BEIJING (Reuters) - China's Foreign Ministry has criticised remarks by a board member of Japan's state broadcaster who said a massacre carried out by Japanese troops in China's then-capital of Nanjing in 1937 did not happen.

China consistently reminds people of Japan's historical brutality, such as the Nanjing Massacre in which China says Japanese troops killed 300,000 people.

A post-war Allied tribunal put the death toll at 142,000, but some conservative Japanese politicians and scholars deny a massacre took place.

Naoki Hyakuta, a member of NHK's board of governors who is also a novelist and commentator, was quoted by Japanese media this week as saying the Nanjing Massacre did not happen.

In a later follow-up on Twitter, he said it was unclear how many people had been killed in Nanjing.
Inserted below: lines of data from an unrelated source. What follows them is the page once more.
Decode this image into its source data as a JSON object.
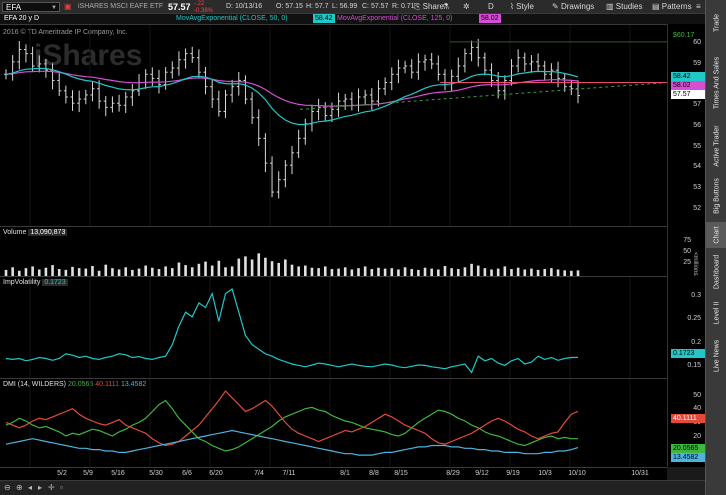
{
  "toolbar": {
    "symbol": "EFA",
    "company": "iSHARES MSCI EAFE ETF",
    "last": "57.57",
    "change": "-.22",
    "change_pct": "-0.38%",
    "d_label": "D: 10/13/16",
    "o_label": "O: 57.15",
    "h_label": "H: 57.7",
    "l_label": "L: 56.99",
    "c_label": "C: 57.57",
    "r_label": "R: 0.71",
    "share": "Share",
    "aggregation": "D",
    "style": "Style",
    "drawings": "Drawings",
    "studies": "Studies",
    "patterns": "Patterns"
  },
  "header2": {
    "chart_label": "EFA 20 y D",
    "study1": "MovAvgExponential (CLOSE, 50, 0)",
    "study1_value": "58.42",
    "study2": "MovAvgExponential (CLOSE, 125, 0)",
    "study2_value": "58.02"
  },
  "price_pane": {
    "copyright": "2016 © TD Ameritrade IP Company, Inc.",
    "watermark": "iShares",
    "high_tag": "$60.17",
    "axis_labels": [
      "60",
      "59",
      "58",
      "57",
      "56",
      "55",
      "54",
      "53",
      "52"
    ],
    "tag_ema50": "58.42",
    "tag_ema125": "58.02",
    "tag_last": "57.57"
  },
  "volume_pane": {
    "title": "Volume",
    "value": "13,090,873",
    "axis_labels": [
      "75",
      "50",
      "25"
    ],
    "unit": "<millions>"
  },
  "iv_pane": {
    "title": "ImpVolatility",
    "value": "0.1723",
    "axis_labels": [
      "0.3",
      "0.25",
      "0.2",
      "0.15"
    ],
    "tag": "0.1723"
  },
  "dmi_pane": {
    "title": "DMI (14, WILDERS)",
    "v1": "20.0565",
    "v2": "40.1111",
    "v3": "13.4582",
    "axis_labels": [
      "50",
      "40",
      "30",
      "20",
      "10"
    ],
    "tag_red": "40.1111",
    "tag_green": "20.0565",
    "tag_blue": "13.4582"
  },
  "x_axis": [
    "5/2",
    "5/9",
    "5/16",
    "5/30",
    "6/6",
    "6/20",
    "7/4",
    "7/11",
    "8/1",
    "8/8",
    "8/15",
    "8/29",
    "9/12",
    "9/19",
    "10/3",
    "10/10",
    "10/31"
  ],
  "right_tabs": [
    "Trade",
    "Times And Sales",
    "Active Trader",
    "Big Buttons",
    "Chart",
    "Dashboard",
    "Level II",
    "Live News"
  ],
  "colors": {
    "up": "#ffffff",
    "down": "#ffffff",
    "ema50": "#22c7c7",
    "ema125": "#d44fd4",
    "trend": "#3d9b3d",
    "resistance": "#e84c6a",
    "iv": "#1fc7c7",
    "dmi_plus": "#3fb63f",
    "dmi_minus": "#e24b3b",
    "adx": "#4fb3e0",
    "negative": "#ff4040"
  },
  "chart_data": [
    {
      "type": "candlestick",
      "series": [
        {
          "name": "MovAvgExponential (CLOSE, 50, 0)",
          "last": 58.42
        },
        {
          "name": "MovAvgExponential (CLOSE, 125, 0)",
          "last": 58.02
        }
      ],
      "ylim": [
        51.5,
        60.5
      ],
      "closes": [
        58.6,
        59.2,
        59.8,
        59.6,
        59.0,
        59.1,
        58.8,
        58.3,
        57.8,
        57.5,
        57.2,
        57.4,
        57.6,
        57.9,
        57.3,
        57.0,
        57.2,
        57.1,
        57.5,
        57.8,
        58.2,
        58.6,
        58.4,
        58.1,
        58.7,
        58.9,
        59.3,
        59.6,
        59.4,
        58.7,
        58.0,
        57.4,
        56.8,
        57.6,
        58.0,
        58.3,
        57.4,
        56.5,
        55.5,
        54.3,
        52.9,
        53.5,
        54.2,
        54.8,
        55.5,
        56.2,
        56.8,
        57.0,
        56.6,
        56.9,
        57.3,
        57.4,
        57.1,
        57.5,
        57.6,
        57.3,
        57.9,
        58.2,
        58.6,
        58.9,
        59.0,
        58.7,
        59.2,
        59.3,
        59.1,
        58.6,
        58.2,
        58.5,
        59.0,
        59.6,
        59.9,
        59.4,
        58.8,
        58.3,
        57.8,
        58.3,
        59.0,
        59.4,
        59.1,
        59.2,
        59.0,
        58.6,
        58.8,
        58.4,
        58.0,
        57.9,
        57.57
      ],
      "last": 57.57,
      "high_marker": 60.17
    },
    {
      "type": "bar",
      "title": "Volume",
      "ylim": [
        0,
        85
      ],
      "values": [
        14,
        20,
        12,
        18,
        22,
        15,
        19,
        25,
        16,
        14,
        21,
        18,
        17,
        23,
        12,
        26,
        18,
        15,
        20,
        14,
        17,
        24,
        19,
        16,
        22,
        18,
        31,
        25,
        20,
        28,
        33,
        24,
        35,
        20,
        22,
        40,
        45,
        38,
        52,
        42,
        34,
        30,
        38,
        26,
        22,
        24,
        19,
        18,
        22,
        16,
        17,
        20,
        15,
        18,
        22,
        16,
        19,
        17,
        18,
        15,
        20,
        16,
        14,
        19,
        17,
        15,
        23,
        18,
        16,
        20,
        28,
        24,
        18,
        15,
        17,
        22,
        16,
        19,
        15,
        17,
        14,
        16,
        18,
        15,
        13,
        12,
        13
      ]
    },
    {
      "type": "line",
      "title": "ImpVolatility",
      "ylim": [
        0.13,
        0.32
      ],
      "values": [
        0.17,
        0.168,
        0.17,
        0.165,
        0.168,
        0.172,
        0.17,
        0.166,
        0.17,
        0.18,
        0.177,
        0.172,
        0.175,
        0.17,
        0.168,
        0.172,
        0.175,
        0.18,
        0.178,
        0.172,
        0.174,
        0.17,
        0.168,
        0.172,
        0.175,
        0.2,
        0.24,
        0.27,
        0.26,
        0.29,
        0.28,
        0.31,
        0.25,
        0.31,
        0.32,
        0.27,
        0.22,
        0.2,
        0.19,
        0.18,
        0.175,
        0.168,
        0.163,
        0.158,
        0.155,
        0.152,
        0.156,
        0.16,
        0.158,
        0.155,
        0.152,
        0.155,
        0.158,
        0.155,
        0.153,
        0.152,
        0.155,
        0.158,
        0.156,
        0.152,
        0.15,
        0.153,
        0.156,
        0.155,
        0.152,
        0.15,
        0.148,
        0.152,
        0.155,
        0.158,
        0.14,
        0.175,
        0.165,
        0.17,
        0.16,
        0.155,
        0.165,
        0.17,
        0.158,
        0.162,
        0.175,
        0.168,
        0.172,
        0.166,
        0.17,
        0.172,
        0.1723
      ]
    },
    {
      "type": "line",
      "title": "DMI (14, WILDERS)",
      "ylim": [
        0,
        55
      ],
      "series": [
        {
          "name": "DI+",
          "values": [
            30,
            32,
            35,
            33,
            30,
            28,
            29,
            27,
            25,
            22,
            24,
            23,
            25,
            27,
            26,
            24,
            22,
            25,
            27,
            30,
            32,
            35,
            40,
            45,
            48,
            42,
            35,
            30,
            25,
            20,
            18,
            15,
            13,
            11,
            12,
            14,
            17,
            20,
            23,
            26,
            29,
            33,
            36,
            38,
            40,
            42,
            43,
            41,
            40,
            37,
            35,
            33,
            32,
            30,
            28,
            27,
            26,
            25,
            23,
            22,
            24,
            28,
            32,
            35,
            38,
            41,
            40,
            38,
            35,
            33,
            30,
            28,
            25,
            23,
            22,
            20,
            18,
            16,
            15,
            17,
            19,
            21,
            22,
            20,
            21,
            20,
            20.0565
          ]
        },
        {
          "name": "DI-",
          "values": [
            32,
            30,
            28,
            30,
            33,
            35,
            34,
            36,
            38,
            40,
            42,
            38,
            35,
            33,
            31,
            30,
            32,
            34,
            30,
            28,
            26,
            24,
            20,
            17,
            15,
            16,
            18,
            22,
            26,
            30,
            36,
            42,
            48,
            55,
            50,
            45,
            40,
            42,
            45,
            48,
            44,
            38,
            32,
            27,
            24,
            22,
            20,
            18,
            20,
            22,
            24,
            26,
            25,
            27,
            29,
            32,
            35,
            38,
            36,
            33,
            30,
            28,
            26,
            24,
            20,
            17,
            16,
            18,
            20,
            22,
            24,
            27,
            30,
            33,
            35,
            33,
            30,
            27,
            25,
            22,
            20,
            22,
            24,
            25,
            32,
            38,
            40.1111
          ]
        },
        {
          "name": "ADX",
          "values": [
            16,
            17,
            18,
            19,
            20,
            19,
            18,
            17,
            16,
            15,
            14,
            13,
            13,
            12,
            12,
            11,
            11,
            10,
            10,
            11,
            12,
            13,
            14,
            15,
            16,
            17,
            18,
            19,
            20,
            21,
            22,
            23,
            24,
            25,
            26,
            25,
            24,
            23,
            22,
            21,
            20,
            19,
            18,
            17,
            16,
            15,
            14,
            13,
            12,
            11,
            10,
            9,
            9,
            8,
            8,
            8,
            9,
            10,
            10,
            11,
            12,
            13,
            14,
            14,
            15,
            15,
            15,
            14,
            14,
            13,
            13,
            12,
            12,
            11,
            11,
            10,
            10,
            10,
            9,
            9,
            9,
            10,
            10,
            11,
            11,
            12,
            13.4582
          ]
        }
      ]
    }
  ]
}
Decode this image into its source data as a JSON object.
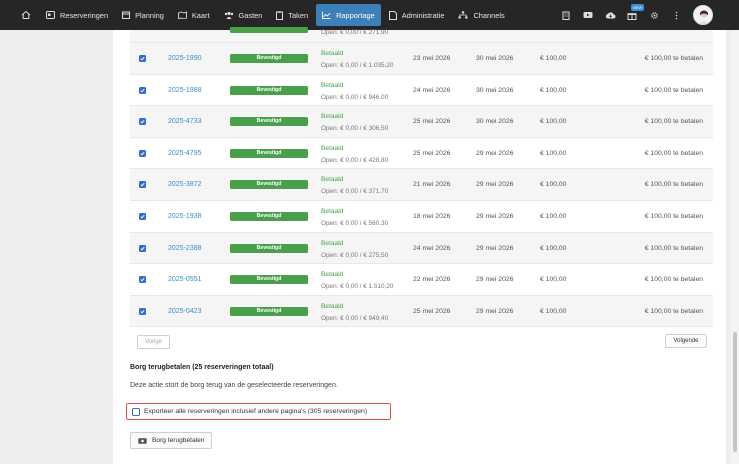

China's Foreign Ministry said in a statement released late on Wednesday such remarks were "a barefaced challenge to international justice and human conscience".

"The Nanjing massacre was a brutal crime committed by the Japanese militarists during their invasion of China, which has irrefutable proof. The international community has long ago reached a verdict about it," the ministry said.

"A handful of people in Japan have tried to blot out, cover up and distort that history," it said. "Such behaviour is in the same line as those of some Japanese leaders who try to reverse history. The international community should be highly vigilant at this."

China's ties with Japan have long been poisoned by what Beijing sees as Tokyo's failure to atone for its occupation of parts of China before and during World War Two.

Deteriorating relations between Beijing and Tokyo have been fuelled by a row over a chain of disputed islands in the East China Sea. Ships from both countries frequently shadow each other around the islets, raising fears of a clash.

Ties have further worsened since China's creation of an air defence identification zone over the East China Sea and Japanese Prime Minister Shinzo Abe's visit to the controversial Yasukuni Shrine honouring war criminals among Japan's war dead.